The present disclosure relates generally to signal monitoring systems, and more particularly, to a signal monitoring system utilized to monitor strain applied to a composite component.
Composite materials are used in engineering applications for a wide range of structural components. Composite materials have advantages over structures fabricated from other materials such as, but not limited to, a superior weight-to-strength ratio, convenient fabrication for complex shapes and the ability to vary material properties to suit specific applications. Some composite materials, however, may have disadvantages associated with repair costs and/or degradation of strength, based on over-exposure to heat, humidity, and ultra-violet environments. Because of such disadvantages, structures such as vehicles may use an integrated structural health monitoring (SHM) system to monitor the composite components in some applications.
Some SHM systems may identify failure modes of composite materials due to, for example, loads applied to the composite component. Conventional monitoring systems may use embedded sensors within the composite component to monitor the strain induced in the composite component. Some embedded sensors include strain gauges and displacement transducers. The spectral response for such embedded sensors, however, can be adversely affected by multi-axial loading conditions, by the fiber orientation, and by the type of load applied to the composite component. Moreover, some sensors embedded between non-parallel fiber layers may create significant distortions in the spectral response when subjected to torque.
Some current systems that use embedded sensors to detect strain may use an optical spectrum analyzer (OSA) to interpret the reflected light spectrum from the sensors. However, some OSA devices are expensive and may not be sufficiently robust to be embedded in the dynamic components of machinery. Moreover, other factors, such as micro-bending due to laminate configurations within the composite component, may cause significant distortions on the reflected spectrum of the sensor. Because of the distortions of the reflected spectrum, determining strain with an OSA from the reflected spectrum may be difficult. Moreover, the processing required by the OSA to interpret the reflected spectrum can be processor intensive.

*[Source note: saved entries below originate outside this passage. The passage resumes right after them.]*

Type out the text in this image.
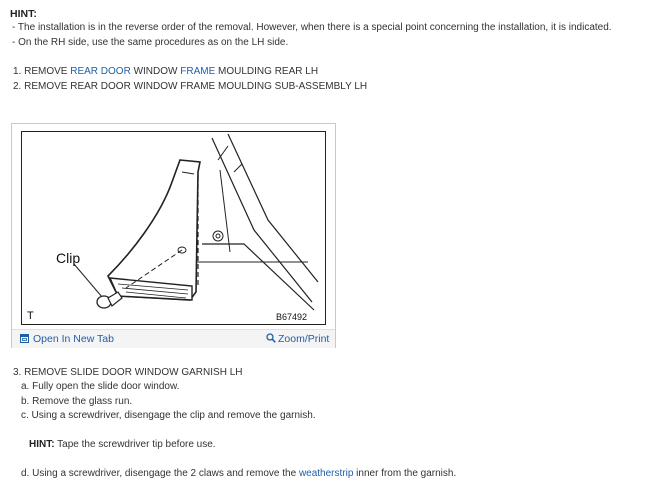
HINT:
- The installation is in the reverse order of the removal. However, when there is a special point concerning the installation, it is indicated.
- On the RH side, use the same procedures as on the LH side.
1. REMOVE REAR DOOR WINDOW FRAME MOULDING REAR LH
2. REMOVE REAR DOOR WINDOW FRAME MOULDING SUB-ASSEMBLY LH
Clip
T	B67492
Open In New Tab	Zoom/Print
3. REMOVE SLIDE DOOR WINDOW GARNISH LH
a. Fully open the slide door window.
b. Remove the glass run.
c. Using a screwdriver, disengage the clip and remove the garnish.
HINT: Tape the screwdriver tip before use.
d. Using a screwdriver, disengage the 2 claws and remove the weatherstrip inner from the garnish.
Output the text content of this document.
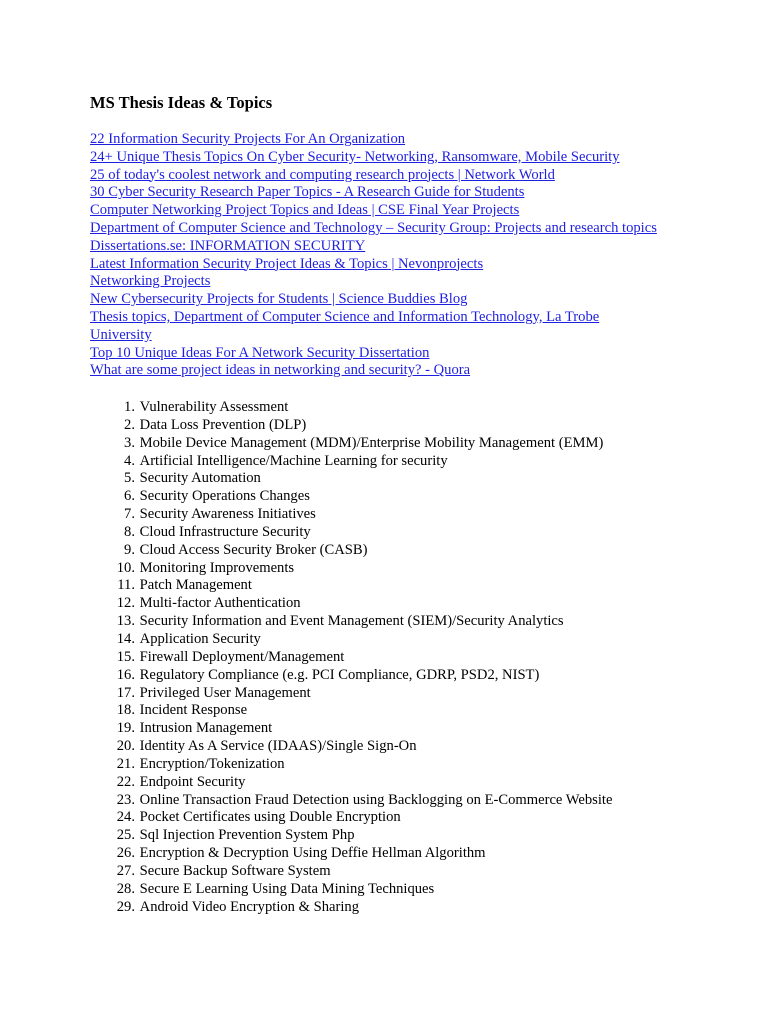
MS Thesis Ideas & Topics
22 Information Security Projects For An Organization
24+ Unique Thesis Topics On Cyber Security- Networking, Ransomware, Mobile Security
25 of today's coolest network and computing research projects | Network World
30 Cyber Security Research Paper Topics - A Research Guide for Students
Computer Networking Project Topics and Ideas | CSE Final Year Projects
Department of Computer Science and Technology – Security Group: Projects and research topics
Dissertations.se: INFORMATION SECURITY
Latest Information Security Project Ideas & Topics | Nevonprojects
Networking Projects
New Cybersecurity Projects for Students | Science Buddies Blog
Thesis topics, Department of Computer Science and Information Technology, La Trobe
University
Top 10 Unique Ideas For A Network Security Dissertation
What are some project ideas in networking and security? - Quora
1.
Vulnerability Assessment
2.
Data Loss Prevention (DLP)
3.
Mobile Device Management (MDM)/Enterprise Mobility Management (EMM)
4.
Artificial Intelligence/Machine Learning for security
5.
Security Automation
6.
Security Operations Changes
7.
Security Awareness Initiatives
8.
Cloud Infrastructure Security
9.
Cloud Access Security Broker (CASB)
10.
Monitoring Improvements
11.
Patch Management
12.
Multi-factor Authentication
13.
Security Information and Event Management (SIEM)/Security Analytics
14.
Application Security
15.
Firewall Deployment/Management
16.
Regulatory Compliance (e.g. PCI Compliance, GDRP, PSD2, NIST)
17.
Privileged User Management
18.
Incident Response
19.
Intrusion Management
20.
Identity As A Service (IDAAS)/Single Sign-On
21.
Encryption/Tokenization
22.
Endpoint Security
23.
Online Transaction Fraud Detection using Backlogging on E-Commerce Website
24.
Pocket Certificates using Double Encryption
25.
Sql Injection Prevention System Php
26.
Encryption & Decryption Using Deffie Hellman Algorithm
27.
Secure Backup Software System
28.
Secure E Learning Using Data Mining Techniques
29.
Android Video Encryption & Sharing
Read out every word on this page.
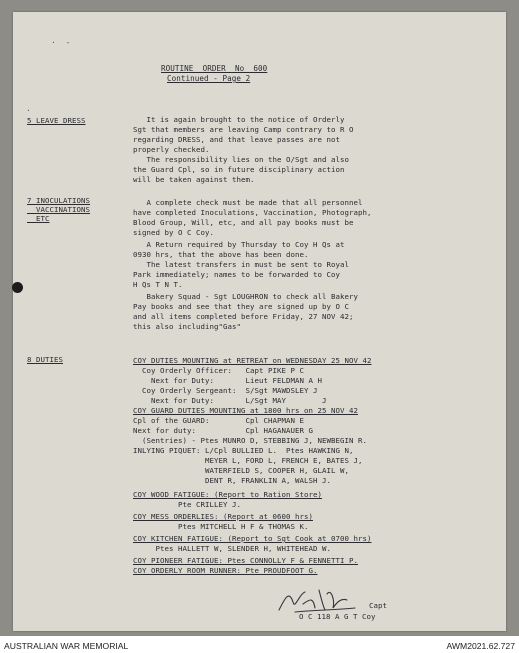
·  -
·

ROUTINE  ORDER  No  600

Continued - Page 2

5 LEAVE DRESS	It is again brought to the notice of Orderly

Sgt that members are leaving Camp contrary to R O

regarding DRESS, and that leave passes are not

properly checked.

The responsibility lies on the O/Sgt and also

the Guard Cpl, so in future disciplinary action

will be taken against them.

7 INOCULATIONS

VACCINATIONS

ETC

A complete check must be made that all personnel

have completed Inoculations, Vaccination, Photograph,

Blood Group, Will, etc, and all pay books must be

signed by O C Coy.

A Return required by Thursday to Coy H Qs at

0930 hrs, that the above has been done.

The latest transfers in must be sent to Royal

Park immediately; names to be forwarded to Coy

H Qs T N T.

Bakery Squad - Sgt LOUGHRON to check all Bakery

Pay books and see that they are signed up by O C

and all items completed before Friday, 27 NOV 42;

this also including"Gas"

8 DUTIES	COY DUTIES MOUNTING at RETREAT on WEDNESDAY 25 NOV 42

Coy Orderly Officer:   Capt PIKE P C

Next for Duty:       Lieut FELDMAN A H

Coy Orderly Sergeant:  S/Sgt MAWDSLEY J

Next for Duty:       L/Sgt MAY        J

COY GUARD DUTIES MOUNTING at 1800 hrs on 25 NOV 42

Cpl of the GUARD:        Cpl CHAPMAN E

Next for duty:           Cpl HAGANAUER G

(Sentries) - Ptes MUNRO D, STEBBING J, NEWBEGIN R.

INLYING PIQUET: L/Cpl BULLIED L.  Ptes HAWKING N,

MEYER L, FORD L, FRENCH E, BATES J,

WATERFIELD S, COOPER H, GLAIL W,

DENT R, FRANKLIN A, WALSH J.

COY WOOD FATIGUE: (Report to Ration Store)

Pte CRILLEY J.

COY MESS ORDERLIES: (Report at 0600 hrs)

Ptes MITCHELL H F & THOMAS K.

COY KITCHEN FATIGUE: (Report to Sgt Cook at 0700 hrs)

Ptes HALLETT W, SLENDER H, WHITEHEAD W.

COY PIONEER FATIGUE: Ptes CONNOLLY F & FENNETTI P.

COY ORDERLY ROOM RUNNER: Pte PROUDFOOT G.

Capt

O C 118 A G T Coy

AUSTRALIAN WAR MEMORIAL	AWM2021.62.727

Damage of the composite component can be difficult to categorize. The reflected spectrum from the embedded sensors, as measured by the OSA device, can be used to determine strain and/or damage and may be a function of subjective personal judgment based on historical data from various loading experiments and related stress field mapping techniques. In at least some known processes, the strain may be simply calculated using the location of the maximum peak of the reflected spectrum of the embedded sensor. However, such a calculation approach may not be indicative of the actual damage within the composite component.